At the first glance, the rebase looks mostly OK. But why did you then merge busco_ar34 in it ? The whole point is to have a single, clean, branch, with all the commits and no merge in it.

But more importantly, the busco_rebase branch doesn't pass the nextflow run CI. Even locally, the test profile doesn't start with its default parameters. Can you fix it ?

Note: you rebased on top of fix_dev, which doesn't pass the linting CI. I could perhaps fix the latter and merge #35 first ? Then you'd have to rebase on top of the new dev.

muffato commented 1 year ago

Like Priyanka said, ignore Zaynab's for now, and just rebase your own changes onto dev. The key is that nextflow run . -profile test,singularity without any other command-line arguments must still run without any problem on your branch. That'll be the first condition for merging the new branch.

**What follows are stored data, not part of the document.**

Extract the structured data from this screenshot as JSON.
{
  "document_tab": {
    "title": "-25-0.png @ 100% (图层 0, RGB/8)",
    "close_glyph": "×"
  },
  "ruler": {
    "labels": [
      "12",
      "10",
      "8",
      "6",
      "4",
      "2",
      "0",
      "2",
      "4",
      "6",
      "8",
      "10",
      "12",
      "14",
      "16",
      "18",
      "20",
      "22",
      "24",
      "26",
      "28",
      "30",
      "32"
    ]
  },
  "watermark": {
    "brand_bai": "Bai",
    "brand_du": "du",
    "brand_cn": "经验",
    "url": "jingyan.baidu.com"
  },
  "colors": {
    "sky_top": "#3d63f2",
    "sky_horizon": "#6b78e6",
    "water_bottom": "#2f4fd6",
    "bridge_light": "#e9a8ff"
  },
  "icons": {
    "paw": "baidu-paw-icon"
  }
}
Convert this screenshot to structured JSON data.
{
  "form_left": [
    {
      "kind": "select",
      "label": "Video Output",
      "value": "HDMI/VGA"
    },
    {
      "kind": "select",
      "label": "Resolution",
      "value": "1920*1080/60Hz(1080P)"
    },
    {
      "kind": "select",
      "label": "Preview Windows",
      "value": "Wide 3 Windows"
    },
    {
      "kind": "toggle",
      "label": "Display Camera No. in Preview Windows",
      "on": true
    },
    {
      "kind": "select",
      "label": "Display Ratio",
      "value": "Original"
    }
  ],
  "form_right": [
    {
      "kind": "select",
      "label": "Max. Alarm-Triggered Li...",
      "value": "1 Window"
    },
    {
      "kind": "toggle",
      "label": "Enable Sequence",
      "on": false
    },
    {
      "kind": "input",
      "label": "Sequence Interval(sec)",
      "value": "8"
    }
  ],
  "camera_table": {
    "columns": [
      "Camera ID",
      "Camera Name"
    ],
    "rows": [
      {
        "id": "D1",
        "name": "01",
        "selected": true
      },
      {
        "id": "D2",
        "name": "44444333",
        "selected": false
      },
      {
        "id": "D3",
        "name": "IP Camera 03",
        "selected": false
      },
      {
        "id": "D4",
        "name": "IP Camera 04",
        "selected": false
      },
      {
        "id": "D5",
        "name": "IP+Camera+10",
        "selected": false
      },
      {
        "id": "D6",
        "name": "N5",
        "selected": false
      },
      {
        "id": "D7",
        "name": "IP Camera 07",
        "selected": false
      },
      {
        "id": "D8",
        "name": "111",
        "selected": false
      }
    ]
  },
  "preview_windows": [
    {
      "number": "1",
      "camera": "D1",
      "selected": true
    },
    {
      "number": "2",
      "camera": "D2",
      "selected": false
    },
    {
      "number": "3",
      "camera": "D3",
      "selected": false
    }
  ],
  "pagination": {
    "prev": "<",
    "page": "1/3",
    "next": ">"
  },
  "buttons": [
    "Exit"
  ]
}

alxndrdiaz commented 1 year ago

Like Priyanka said, ignore Zaynab's for now, and just rebase your own changes onto dev. The key is that nextflow run . -profile test,singularity without any other command-line arguments must still run without any problem on your branch. That'll be the first condition for merging the new branch.

I will close this PR and will open a new one with the rebased branch.